Gold's 'real' price indicates a fine 'risk vs. reward'
 Since this article will be distributed to a wider viewership than nftrh.com, where regular readers know I take pains not to hype this most precious 'value' asset, take note that a positive risk vs. reward does not mean run out and go whole hog gold stock bull right this minute. Risk vs. reward is a condition, but not a timer. The miners, as of now, are on a seasonal bounce/rally. But with patience, the sector is setting up to distinguish itself as unique and quite bullish in 2022.
As today's (Thursday's) market activity shows, the bubble is still in force as US stock markets/sectors generally remain intact (for the most part, with some notable exceptions outside of the headliners, as certain table legs get kicked out). But gold is in a beautiful Cup & Handle structure, as I've shown repeatedly (ref. 2022: The Golden Year) since NFTRH began projecting the handle-making in the summer of 2020.
What's more, gold's 'real', commodity adjusted price has been declining since the overdone 2020 upside as well. Risk is with commodities (and stocks) and reward – with patience – is with gold and when they leverage a future macro, gold stocks.
Factor in a January Bank of America Global Fund Manager Survey showing trend following managers piling into the cyclical/reflationary/inflationary 'reopening' trades (Banks, Industrials, Commodities, Materials, etc.) and absolutely puking Tech, Bonds and defensive Healthcare and you have a recipe for all hands on one side of the boat.

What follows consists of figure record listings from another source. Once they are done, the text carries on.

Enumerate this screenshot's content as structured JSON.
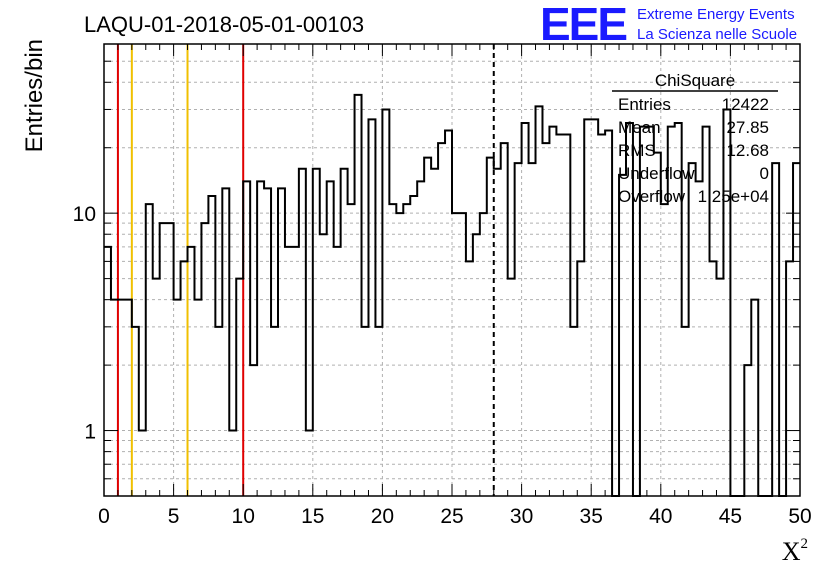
{
  "header": {
    "title": "LAQU-01-2018-05-01-00103",
    "logo_mark": "EEE",
    "logo_line1": "Extreme Energy Events",
    "logo_line2": "La Scienza nelle Scuole"
  },
  "colors": {
    "accent_red": "#e00000",
    "accent_yellow": "#f0c000",
    "logo_blue": "#1a1aff"
  },
  "chart_data": {
    "type": "bar",
    "subtype": "histogram-step",
    "xlabel": "X",
    "xlabel_superscript": "2",
    "ylabel": "Entries/bin",
    "xlim": [
      0,
      50
    ],
    "ylim": [
      0.5,
      60
    ],
    "yscale": "log",
    "grid": true,
    "x_ticks": [
      0,
      5,
      10,
      15,
      20,
      25,
      30,
      35,
      40,
      45,
      50
    ],
    "y_tick_labels": [
      1,
      10
    ],
    "bin_width": 0.5,
    "bin_start": 0,
    "values": [
      7,
      4,
      4,
      4,
      3,
      1,
      11,
      5,
      9,
      9,
      4,
      6,
      7,
      4,
      9,
      12,
      3,
      13,
      1,
      5,
      14,
      2,
      14,
      13,
      3,
      13,
      7,
      7,
      16,
      1,
      16,
      8,
      14,
      7,
      16,
      11,
      35,
      3,
      27,
      3,
      30,
      11,
      10,
      11,
      12,
      14,
      18,
      16,
      21,
      24,
      10,
      10,
      6,
      8,
      10,
      18,
      16,
      21,
      5,
      17,
      26,
      17,
      31,
      21,
      25,
      23,
      23,
      3,
      6,
      27,
      27,
      23,
      24,
      0,
      15,
      26,
      0,
      25,
      25,
      19,
      11,
      25,
      26,
      3,
      17,
      14,
      25,
      6,
      5,
      30,
      0,
      0,
      2,
      4,
      0,
      0,
      17,
      0,
      6,
      17
    ],
    "vlines": [
      {
        "x": 1,
        "color": "red"
      },
      {
        "x": 2,
        "color": "yellow"
      },
      {
        "x": 6,
        "color": "yellow"
      },
      {
        "x": 10,
        "color": "red"
      },
      {
        "x": 28,
        "color": "black-dashed"
      }
    ],
    "stats": {
      "name": "ChiSquare",
      "rows": [
        {
          "label": "Entries",
          "value": "12422"
        },
        {
          "label": "Mean",
          "value": "27.85"
        },
        {
          "label": "RMS",
          "value": "12.68"
        },
        {
          "label": "Underflow",
          "value": "0"
        },
        {
          "label": "Overflow",
          "value": "1.25e+04"
        }
      ]
    }
  }
}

And that side of the boat is NOT gold's side of the boat. The story goes that gold does not like rising interest rates, after all. Nominally, they have been rising across all maturities.
For humorous effect I've added the 30yr Treasury yield as adjusted by the CPI (not even a real measure of inflation, but work with me here) showing the ongoing farce that is real yields, current Fed taper fears and resulting nominal yield rise be damned.
So with CPI-adjusted yields so far depressed, what is needed to send gold on the next leg up? As I've been saying since the party started in mid-2020, stocks and commodities need to top out nominally and/or in relation to gold. That is not yet in play. But it's coming.
Beyond that, draw your own conclusions while realizing there is a present and there is a tomorrow. You may or may not consider this a gold pump piece. But I'll tell you this, it is far better to be boosting gold now than it was in mid-2020. Current risk vs. reward says so.